Voltando às loucuras, o álbum segue com "O Que é Isso?" e "!", duas canções onde o nível de experimentalismo do Pato Fu é testado e comprovado. A primeira conta com uma série de perguntas sem resposta feitas por uma Fernanda com vocal eletrônicamente sussurrado enquanto um John "com voz de pato" (aquelas que as reportagens usam para manter a voz de alguém no anonimato, sabe?) pergunta, ao fim de cada uma: "O que é isso?" Já a segunda é uma instrumental em que o instrumento mais evidente é, ou melhor, são, os gritos da platéia. Não, você não leu errado, essa música usa gritos histéricos de platéia e aplausos manipulados eletronicamente (provavelmente gravados em algum show da banda) para construir a melodia. Claro que barulhinhos loucos, tecladinhos, moogs, baixo, guitarra e bateria não faltam, mas o charme são os acordes formados por berros. Definitivamente, o John é gênio.

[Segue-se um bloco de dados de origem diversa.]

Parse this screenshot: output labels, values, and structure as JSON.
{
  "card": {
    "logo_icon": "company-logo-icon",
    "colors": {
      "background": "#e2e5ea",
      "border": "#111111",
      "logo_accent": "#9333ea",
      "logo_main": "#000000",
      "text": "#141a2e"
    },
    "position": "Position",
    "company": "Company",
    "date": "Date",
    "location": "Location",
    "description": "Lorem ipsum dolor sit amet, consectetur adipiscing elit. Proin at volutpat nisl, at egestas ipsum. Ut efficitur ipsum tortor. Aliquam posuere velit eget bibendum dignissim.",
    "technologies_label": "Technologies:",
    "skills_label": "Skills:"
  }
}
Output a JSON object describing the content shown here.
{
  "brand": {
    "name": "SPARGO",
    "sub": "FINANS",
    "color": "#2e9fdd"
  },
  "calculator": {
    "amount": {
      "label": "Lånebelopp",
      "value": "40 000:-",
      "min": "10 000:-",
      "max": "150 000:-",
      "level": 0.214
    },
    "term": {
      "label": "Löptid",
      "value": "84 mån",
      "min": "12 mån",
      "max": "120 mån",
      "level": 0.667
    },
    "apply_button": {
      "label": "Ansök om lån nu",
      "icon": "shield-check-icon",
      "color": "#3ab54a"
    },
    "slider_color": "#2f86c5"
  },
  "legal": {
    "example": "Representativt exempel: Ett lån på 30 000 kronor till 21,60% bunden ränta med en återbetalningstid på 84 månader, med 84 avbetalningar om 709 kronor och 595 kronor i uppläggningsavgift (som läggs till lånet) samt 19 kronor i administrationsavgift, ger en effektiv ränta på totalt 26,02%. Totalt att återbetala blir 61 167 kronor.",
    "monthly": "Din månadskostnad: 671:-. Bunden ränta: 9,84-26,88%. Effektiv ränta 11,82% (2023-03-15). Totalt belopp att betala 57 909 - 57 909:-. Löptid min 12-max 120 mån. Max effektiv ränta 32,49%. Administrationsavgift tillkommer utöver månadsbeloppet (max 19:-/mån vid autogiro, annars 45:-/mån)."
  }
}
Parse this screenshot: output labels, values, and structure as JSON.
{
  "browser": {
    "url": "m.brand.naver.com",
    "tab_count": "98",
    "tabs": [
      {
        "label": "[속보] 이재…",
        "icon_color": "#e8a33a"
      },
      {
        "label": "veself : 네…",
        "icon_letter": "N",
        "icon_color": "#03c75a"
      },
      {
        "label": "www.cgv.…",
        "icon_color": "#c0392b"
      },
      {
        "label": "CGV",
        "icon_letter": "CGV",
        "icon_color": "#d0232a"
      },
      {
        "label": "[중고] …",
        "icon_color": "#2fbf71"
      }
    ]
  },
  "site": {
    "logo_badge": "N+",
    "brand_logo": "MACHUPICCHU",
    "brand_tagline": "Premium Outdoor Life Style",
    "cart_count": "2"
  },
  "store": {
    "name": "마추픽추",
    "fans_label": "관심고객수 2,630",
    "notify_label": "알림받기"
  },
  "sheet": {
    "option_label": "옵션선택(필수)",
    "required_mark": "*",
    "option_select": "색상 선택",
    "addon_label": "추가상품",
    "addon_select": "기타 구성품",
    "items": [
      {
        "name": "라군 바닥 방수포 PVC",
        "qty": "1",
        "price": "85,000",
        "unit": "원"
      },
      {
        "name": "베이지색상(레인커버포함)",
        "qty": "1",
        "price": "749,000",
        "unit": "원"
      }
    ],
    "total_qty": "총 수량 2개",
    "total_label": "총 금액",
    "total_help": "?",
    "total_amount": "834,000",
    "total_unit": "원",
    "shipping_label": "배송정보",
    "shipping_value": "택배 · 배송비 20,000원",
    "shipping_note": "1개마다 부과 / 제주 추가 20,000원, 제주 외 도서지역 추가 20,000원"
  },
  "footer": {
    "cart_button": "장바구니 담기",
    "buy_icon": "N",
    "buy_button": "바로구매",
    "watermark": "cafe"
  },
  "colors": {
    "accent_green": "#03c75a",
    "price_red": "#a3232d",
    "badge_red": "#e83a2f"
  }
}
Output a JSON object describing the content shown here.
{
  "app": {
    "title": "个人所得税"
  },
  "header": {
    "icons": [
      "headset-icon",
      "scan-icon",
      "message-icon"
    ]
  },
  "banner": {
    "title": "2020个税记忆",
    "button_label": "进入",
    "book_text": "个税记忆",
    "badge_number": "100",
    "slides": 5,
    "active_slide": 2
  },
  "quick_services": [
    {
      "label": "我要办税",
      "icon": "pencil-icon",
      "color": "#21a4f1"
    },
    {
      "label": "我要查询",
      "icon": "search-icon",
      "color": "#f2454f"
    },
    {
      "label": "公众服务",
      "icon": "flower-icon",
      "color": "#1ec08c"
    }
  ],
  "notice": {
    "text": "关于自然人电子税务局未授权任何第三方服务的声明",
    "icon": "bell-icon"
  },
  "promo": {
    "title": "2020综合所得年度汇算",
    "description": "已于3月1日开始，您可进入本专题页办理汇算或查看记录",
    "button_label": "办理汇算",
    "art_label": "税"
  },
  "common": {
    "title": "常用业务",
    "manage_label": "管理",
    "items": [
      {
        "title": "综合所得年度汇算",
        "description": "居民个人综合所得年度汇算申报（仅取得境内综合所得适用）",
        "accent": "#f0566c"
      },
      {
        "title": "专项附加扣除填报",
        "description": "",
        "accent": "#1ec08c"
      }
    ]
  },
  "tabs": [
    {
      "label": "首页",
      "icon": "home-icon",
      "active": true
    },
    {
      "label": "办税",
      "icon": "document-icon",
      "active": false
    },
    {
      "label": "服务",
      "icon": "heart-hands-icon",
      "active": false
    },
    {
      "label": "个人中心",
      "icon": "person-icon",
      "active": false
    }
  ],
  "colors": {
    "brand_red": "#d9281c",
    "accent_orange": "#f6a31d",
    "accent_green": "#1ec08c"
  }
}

"Tudo" é a próxima música, que volta à normalidade das canções (apesar de contar com alguns tecladinhos meio psicodélicos ao fundo) e fala sobre como tudo muda mas fica sempre igual. "Tudo que se perde ganha / Tudo que levanta cai / Tudo que bate apanha / E tudo se encaixa".
E, pra terminar (Ah, mas já? Que pena...), "Boa Noite Brasil". Uma das letras mais legais do CD, mostrando como o guitarrista John está cada vez mais se especializando como compositor John. Quem faz música sabe o quanto é difícil escrever letras que contam uma historinha completa, com início, meio e fim. E essa canção conta a história de um apresentador de telejornal (é engraçado imaginar o William Bonner como o personagem da história) que erra, ficando "pê da vida" com todo mundo e mandando meio mundo longe. Essa música também conta com a única participação especial do álbum, a cantora portuguesa Manuela Azevedo, que também é líder de uma banda lá em Portugal, chamada Clã. Uma boa escolha, por sinal, já que as vozes das duas moças (ela e Fernanda Takai) soam muito bem juntas e o sotaque português dá um charme legal ao som.
"Toda Cura Para Todo Mal" termina com a inevitável vontade de voltar a ser ouvido. Parece que depois de assinar a produção de álbuns como "Let It Bed", do ex-Mutantes Arnaldo Baptista, e da banda gaúcha Wonkavision (que eu também resenhei aqui), entre outros, o John definitivamente pegou o jeito da coisa. Tanto que esse é o primeiro CD do Pato Fu no qual ele assina a produção sozinho. E o resultado é um álbum para ficar sempre perto do rádio. Ouça no volume máximo. 
 | tanita wrote on Jun 27, '05, edited on Jun 27, '05 Se eu tivesse uma banda, contrataria o Fábio pra fazer resenhas e venderia muitos discos! Sério, Fábio, você convenceu a mim - não ao meu bolso, mas pelo menos a mim - a comprar esse CD. Se quiser levar uma conversa com o bolso, fique à vontade. :) |
 | Ó ceus! Não sei como alguém que nem tinha interesse no CD leu uma resenha desse tamanho! heheh!!
Conclusão um: eu preciso escrever resenhas menores! Conclusão dois: tu não tem mais o que fazer! Hehehehe!! |
 | Hunft... Seu ingrato! Eu li tudo porque você pediu!